Viéndola tan repentinamente mejorada, los padres de Elena preguntaron al joven de cara blanca como el yeso y ojos como carbunclos si quería quedarse unos días dándole a su hija besos curativos. Le ofrecieron habitación, comida y paga.
Sin pensarlo siquiera, él aceptó inmediatamente.
—¿Cómo te llamas? —quisieron saber los padres de la joven.
—Llamadme Prodigio, porque eso es lo que soy.
Dos veces al día el joven que había dicho llamarse Prodigio, acercaba su boca al cuello de Elena y ella iba recuperando poco a poco la salud perdida. Al quedar una mañana el cuello de la camisa de dormir de su hija más abierto de lo habitual, su madre descubrió en su cuello dos pequeños puntos rojos. Como era el lugar donde Prodigio ponía su boca, le preguntó a Elena si se había dado cuenta de ello y si le dolía. La confiada explicación de su hija fue la siguiente:
—Prodigio me ha dicho que por esos dos pequeños orificios que tengo en el cuello se está yendo mi terrible enfermedad. Y también me ha dicho que si consentís que yo os bese en el cuello mi cura total será mucho más rápida.
Dispuestos a todo por verla con la salud recobrada, sus padres consintieron que ella les besara en el cuello, y eso mismo le permitieron los sirvientes, por lo cual en el cuello de todos ellos aparecieron dos puntitos rojos.

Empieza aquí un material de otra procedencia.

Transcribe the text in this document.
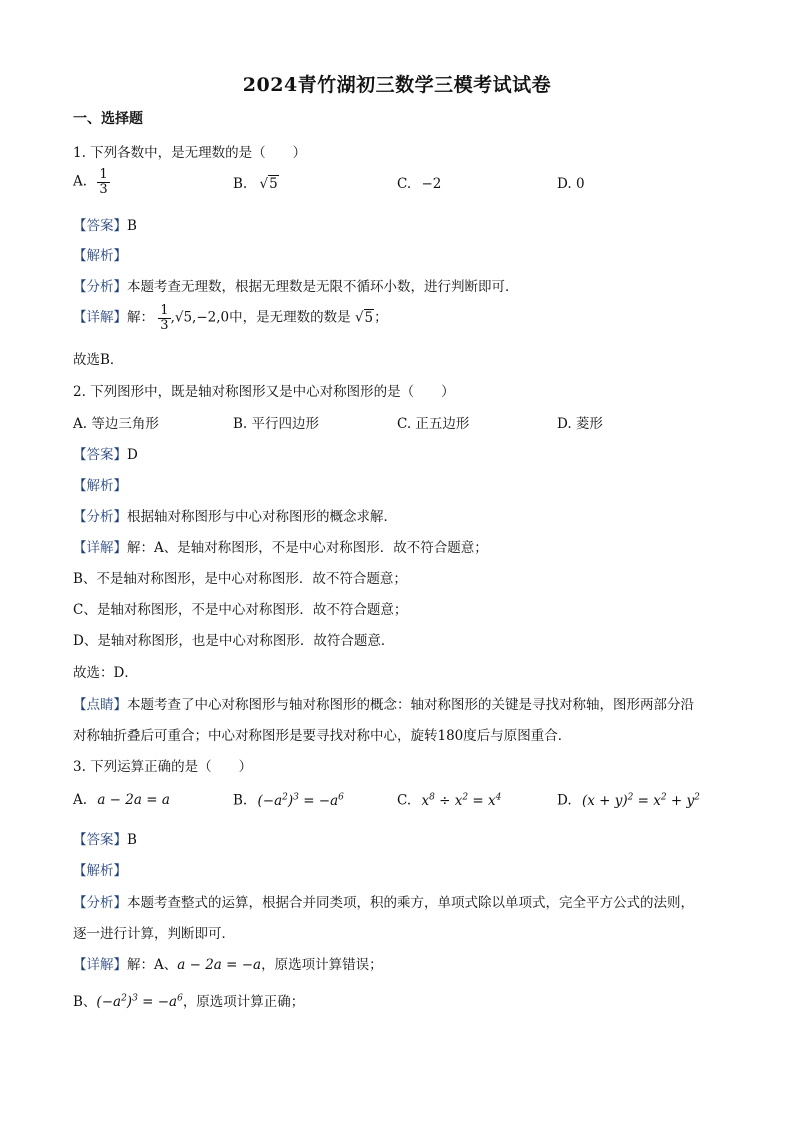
2024青竹湖初三数学三模考试试卷
一、选择题
1. 下列各数中，是无理数的是（　　）
A. $\frac{1}{3}$	B. √5	C. −2	D. 0
【答案】B
【解析】
【分析】本题考查无理数，根据无理数是无限不循环小数，进行判断即可．
【详解】解： $\frac{1}{3} ,√5,-2,0$中，是无理数的数是 √5；
故选B．
2. 下列图形中，既是轴对称图形又是中心对称图形的是（　　）
A. 等边三角形	B. 平行四边形	C. 正五边形	D. 菱形
【答案】D
【解析】
【分析】根据轴对称图形与中心对称图形的概念求解．
【详解】解：A、是轴对称图形，不是中心对称图形．故不符合题意；
B、不是轴对称图形，是中心对称图形．故不符合题意；
C、是轴对称图形，不是中心对称图形．故不符合题意；
D、是轴对称图形，也是中心对称图形．故符合题意．
故选：D．
【点睛】本题考查了中心对称图形与轴对称图形的概念：轴对称图形的关键是寻找对称轴，图形两部分沿
对称轴折叠后可重合；中心对称图形是要寻找对称中心，旋转180度后与原图重合．
3. 下列运算正确的是（　　）
A. a − 2a = a	B. $(-a^2)^3 = -a^6$	C. $x^8 \div x^2 = x^4$	D. $(x + y)^2 = x^2 + y^2$
【答案】B
【解析】
【分析】本题考查整式的运算，根据合并同类项，积的乘方，单项式除以单项式，完全平方公式的法则，
逐一进行计算，判断即可．
【详解】解：A、a − 2a = −a，原选项计算错误；
B、$(-a^2)^3 = -a^6$，原选项计算正确；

Y paulatinamente se produjo un fenómeno extraordinario. A medida que Elena iba recobrando su esplendorosa salud, la iban perdiendo todas las personas que la rodeaban, menos Prodigio, que la besaba en el cuello con verdadera fruición y mayor frecuencia. En el transcurso de unos pocos días fueron muriendo de un modo misterioso e inexplicable todos los habitantes de aquella mansión, menos la joven Elena y Prodigio su enamorado.
Cuando ya no quedó nadie vivo en la casa, él le dijo a ella enseñándole sus dos afilados colmillos:
—Amada mía, tendremos que abandonar esta casa y buscar alimento, con el que poder sobrevivir, fuera de ella.
Elena mostrándole en otra sonrisa tan diabólica como la de él sus puntiagudos incisivos respondió.
—Amado mío, el mundo está tan lleno de cuellos portadores de sabrosa sangre que, aunque nosotros dos vivamos cientos de años, no podremos bebérnosla toda.
Y cogidos de la mano, como cualquier otra pareja de enamorados, salieron en busca del alimento que para ellos era vital, y para quienes se lo suministrarían, voluntaria o involuntariamente, letal.